So when looking at Beate Terfloth's work what references should one use? Like Terfloth's, my answer is, 'I don't know'. I can only pose questions to help stimulate thought.
Fascinated by the sea and all that goes with island life, Beate Terfloth has been out walking the cliffs sketching. Terfloth has not been sketching the coastline but drawing the flight paths made by seagulls as they ride the thermal air currents. These invisible (because for us islanders it's all to familiar) yet graceful graphs are indicators to the world we inhabit. They are as much part of the landscape as the fields, cliffs, rocks, sea that are our familiar reference points. Sometimes it takes an 'outsider' to point out the obvious, but still, we will only see it when we are ready.

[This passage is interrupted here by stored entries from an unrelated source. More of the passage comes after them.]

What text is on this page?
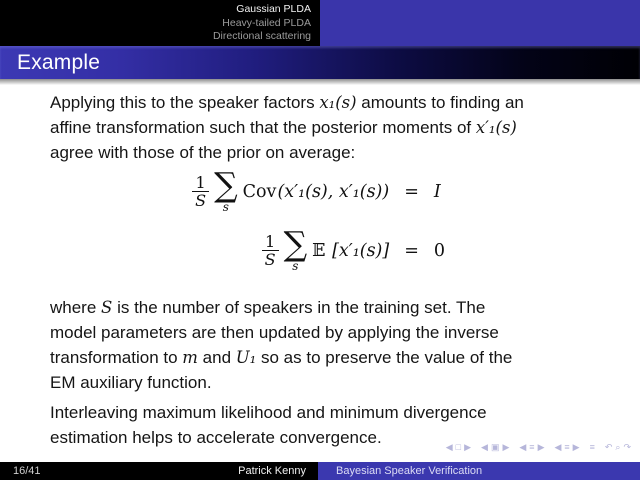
Gaussian PLDA
Heavy-tailed PLDA
Directional scattering
Example
Applying this to the speaker factors x₁(s) amounts to finding an
affine transformation such that the posterior moments of x′₁(s)
agree with those of the prior on average:
$\frac{1}{S}$ ∑
s
Cov(x′₁(s), x′₁(s)) = I
$\frac{1}{S}$ ∑
s
𝔼 [x′₁(s)] = 0
where S is the number of speakers in the training set. The
model parameters are then updated by applying the inverse
transformation to m and U₁ so as to preserve the value of the
EM auxiliary function.
Interleaving maximum likelihood and minimum divergence
estimation helps to accelerate convergence.	◀ □ ▶ ◀ ▣ ▶ ◀ ≡ ▶ ◀ ≡ ▶ ≡ ↶ ⌕ ↷
16/41	Patrick Kenny	Bayesian Speaker Verification
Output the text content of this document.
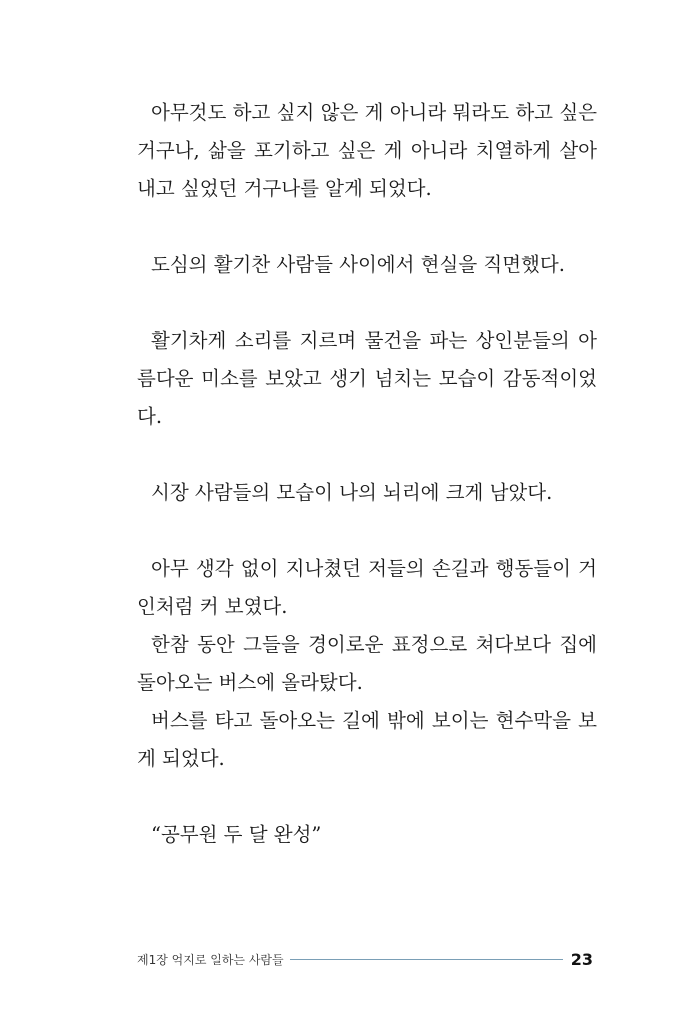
아무것도 하고 싶지 않은 게 아니라 뭐라도 하고 싶은 거구나, 삶을 포기하고 싶은 게 아니라 치열하게 살아 내고 싶었던 거구나를 알게 되었다.

도심의 활기찬 사람들 사이에서 현실을 직면했다.

활기차게 소리를 지르며 물건을 파는 상인분들의 아름다운 미소를 보았고 생기 넘치는 모습이 감동적이었다.

시장 사람들의 모습이 나의 뇌리에 크게 남았다.

아무 생각 없이 지나쳤던 저들의 손길과 행동들이 거인처럼 커 보였다.

한참 동안 그들을 경이로운 표정으로 쳐다보다 집에 돌아오는 버스에 올라탔다.

버스를 타고 돌아오는 길에 밖에 보이는 현수막을 보게 되었다.

“공무원 두 달 완성”

제1장 억지로 일하는 사람들	23
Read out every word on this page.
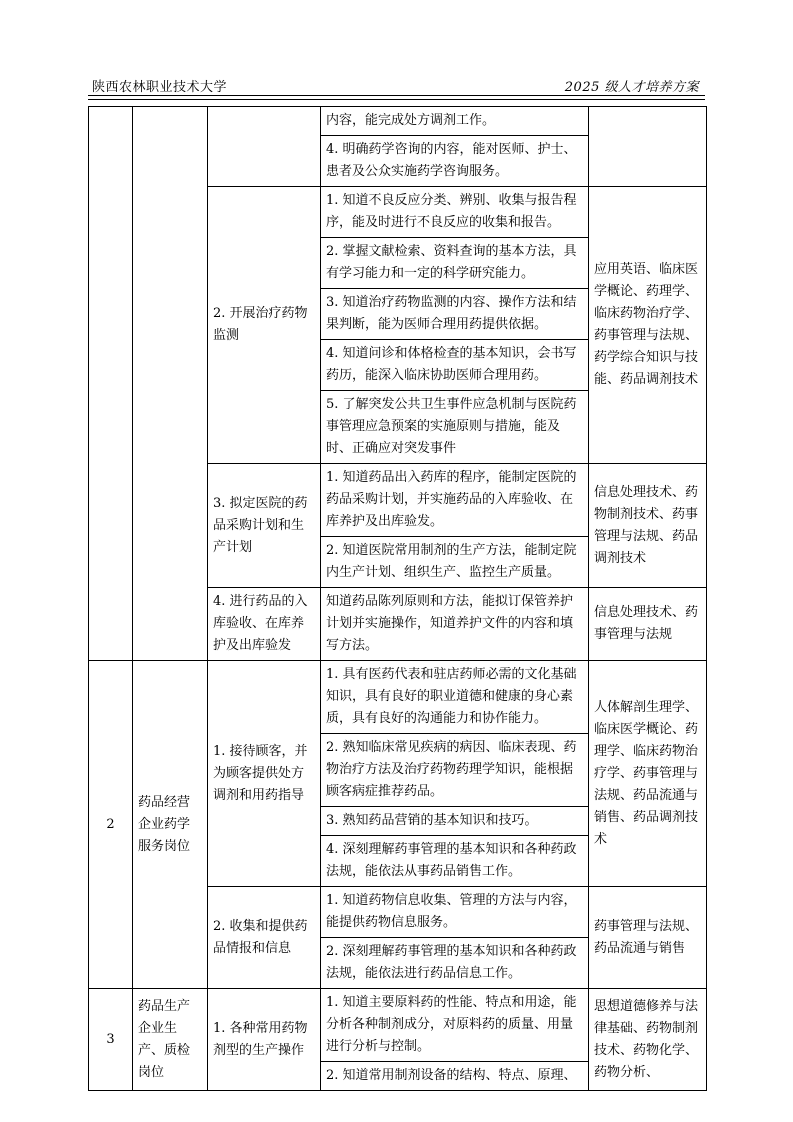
陕西农林职业技术大学	2025 级人才培养方案
			内容，能完成处方调剂工作。	
			4. 明确药学咨询的内容，能对医师、护士、患者及公众实施药学咨询服务。	
		2. 开展治疗药物监测	1. 知道不良反应分类、辨别、收集与报告程序，能及时进行不良反应的收集和报告。	应用英语、临床医学概论、药理学、临床药物治疗学、药事管理与法规、药学综合知识与技能、药品调剂技术
			2. 掌握文献检索、资料查询的基本方法，具有学习能力和一定的科学研究能力。	
			3. 知道治疗药物监测的内容、操作方法和结果判断，能为医师合理用药提供依据。	
			4. 知道问诊和体格检查的基本知识，会书写药历，能深入临床协助医师合理用药。	
			5. 了解突发公共卫生事件应急机制与医院药事管理应急预案的实施原则与措施，能及时、正确应对突发事件	
		3. 拟定医院的药品采购计划和生产计划	1. 知道药品出入药库的程序，能制定医院的药品采购计划，并实施药品的入库验收、在库养护及出库验发。	信息处理技术、药物制剂技术、药事管理与法规、药品调剂技术
			2. 知道医院常用制剂的生产方法，能制定院内生产计划、组织生产、监控生产质量。	
		4. 进行药品的入库验收、在库养护及出库验发	知道药品陈列原则和方法，能拟订保管养护计划并实施操作，知道养护文件的内容和填写方法。	信息处理技术、药事管理与法规

2	药品经营企业药学服务岗位	1. 接待顾客，并为顾客提供处方调剂和用药指导	1. 具有医药代表和驻店药师必需的文化基础知识，具有良好的职业道德和健康的身心素质，具有良好的沟通能力和协作能力。	人体解剖生理学、临床医学概论、药理学、临床药物治疗学、药事管理与法规、药品流通与销售、药品调剂技术
			2. 熟知临床常见疾病的病因、临床表现、药物治疗方法及治疗药物药理学知识，能根据顾客病症推荐药品。	
			3. 熟知药品营销的基本知识和技巧。	
			4. 深刻理解药事管理的基本知识和各种药政法规，能依法从事药品销售工作。	
		2. 收集和提供药品情报和信息	1. 知道药物信息收集、管理的方法与内容，能提供药物信息服务。	药事管理与法规、药品流通与销售
			2. 深刻理解药事管理的基本知识和各种药政法规，能依法进行药品信息工作。	
3	药品生产企业生产、质检岗位	1. 各种常用药物剂型的生产操作	1. 知道主要原料药的性能、特点和用途，能分析各种制剂成分，对原料药的质量、用量进行分析与控制。	思想道德修养与法律基础、药物制剂技术、药物化学、药物分析、
			2. 知道常用制剂设备的结构、特点、原理、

I would like to finish with a story and a quote by Bruce McLean, British artist and Professor of Post Graduate Painting at the Slade School of Fine Art in London. McLean was in Guernsey last summer to give a lecture. Preparing for it, he was in the office sorting out his slides and we were discussing his work and the role of art education in general when suddenly he stopped talking. There was silence for a few minutes and he started waving a slide around in the air. He had obviously come across an important image or had made a very important discovery. And then he exclaimed, 'You know, for years I thought that I was trying to make the invisible visible, but I have just realised that actually what I am doing is trying to make the visible invisible'.